Dean remonta jusqu'à la porte de service en balayant les environs du regard et se demanda si son frère était déjà à l'intérieur. Rien ne prouvait qu'il se passait ici quelque chose de surnaturel mais il avait un pressentiment et, en général, ses intuitions n'étaient pas démenties. Très doucement, il vérifia en tournant la poignée de porte rouillée, si le panneau était fermé. Il ne l'était pas : l'aîné des Winchester l'ouvrit lentement pour jeter d'abord un œil et éviter tout bruit qui trahirait sa présence, et fut aussitôt assailli par des relents moites et rances, comme si les lieux n'avaient pas été ouverts depuis des lustres et qu'on y avait laissé pourrir tout son contenu.

La machette rudement serrée dans sa main droite, il s'engagea dans un couloir rectiligne au papier peint à demi moisi.

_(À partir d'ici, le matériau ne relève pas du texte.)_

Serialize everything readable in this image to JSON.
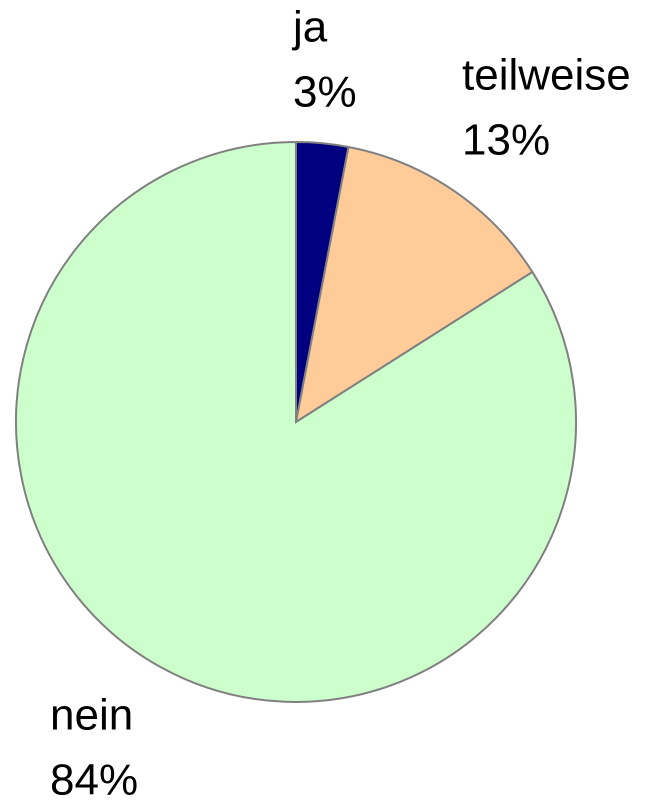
{
  "chart_data": {
    "type": "pie",
    "categories": [
      "ja",
      "teilweise",
      "nein"
    ],
    "values": [
      3,
      13,
      84
    ],
    "value_labels": [
      "3%",
      "13%",
      "84%"
    ],
    "colors": [
      "#000080",
      "#ffcc99",
      "#ccffcc"
    ]
  }
}
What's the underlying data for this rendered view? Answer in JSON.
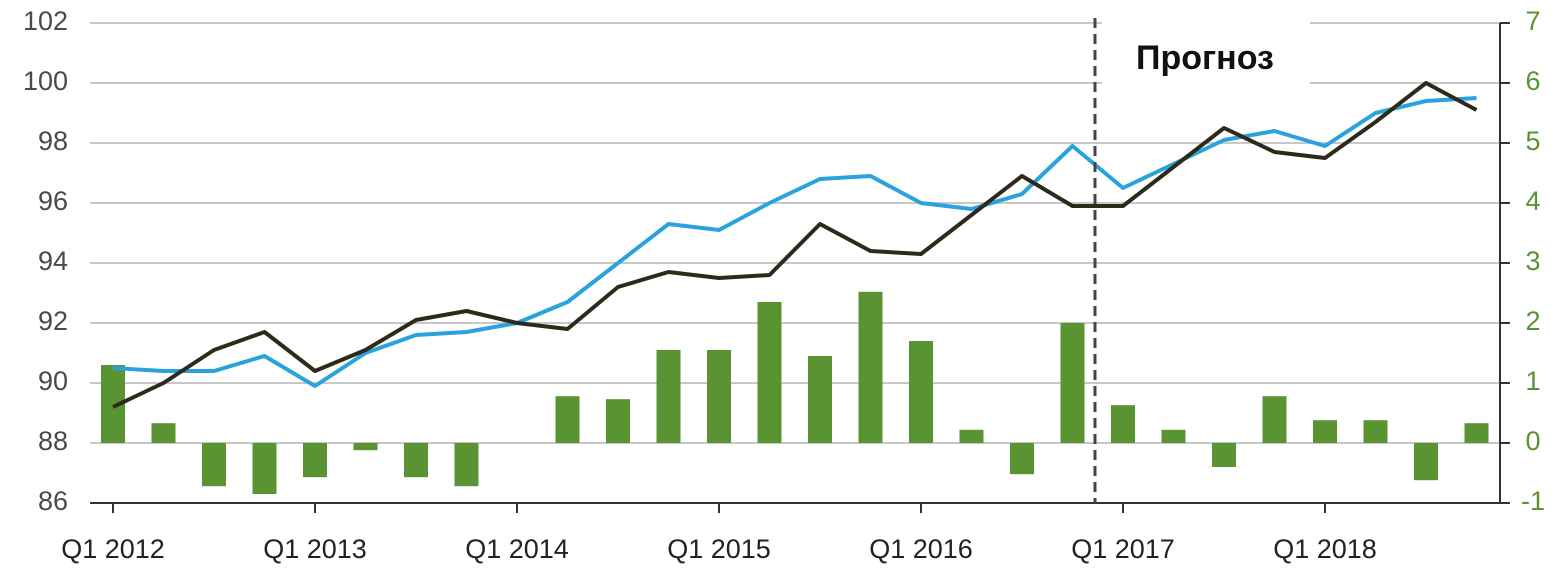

Il faisait sombre, mais il distinguait à peu près son environnement. Il n'y avait pas un bruit, pas un mouvement. Une pièce à la porte close s'ouvrait sur la gauche, trois mètres devant, et une autre sur la droite, toutes deux fermées. Le couloir débouchait sur une troisième pièce, en face, dont la porte vitrée était cette fois entrouverte. Dean avança d'un pas lent, laissant ses yeux s'habituer à la maigre lumière, et attentif au moindre son il chercha à évaluer, si danger II y avait, de quel côté il se trouvait.

Puis il crut entendre comme un gémissement, en provenance de la pièce de droite. Il n'eut besoin que de deux pas pour pouvoir coller son oreille contre la porte, et le doute devint certitude. Un homme se plaignait, sans force, et décidant de découvrir ce qui se passait, Dean ouvrit la porte d'un geste fluide pour tomber nez à nez sur un vampire qui, de dos, était en train de saigner sa proie suspendue.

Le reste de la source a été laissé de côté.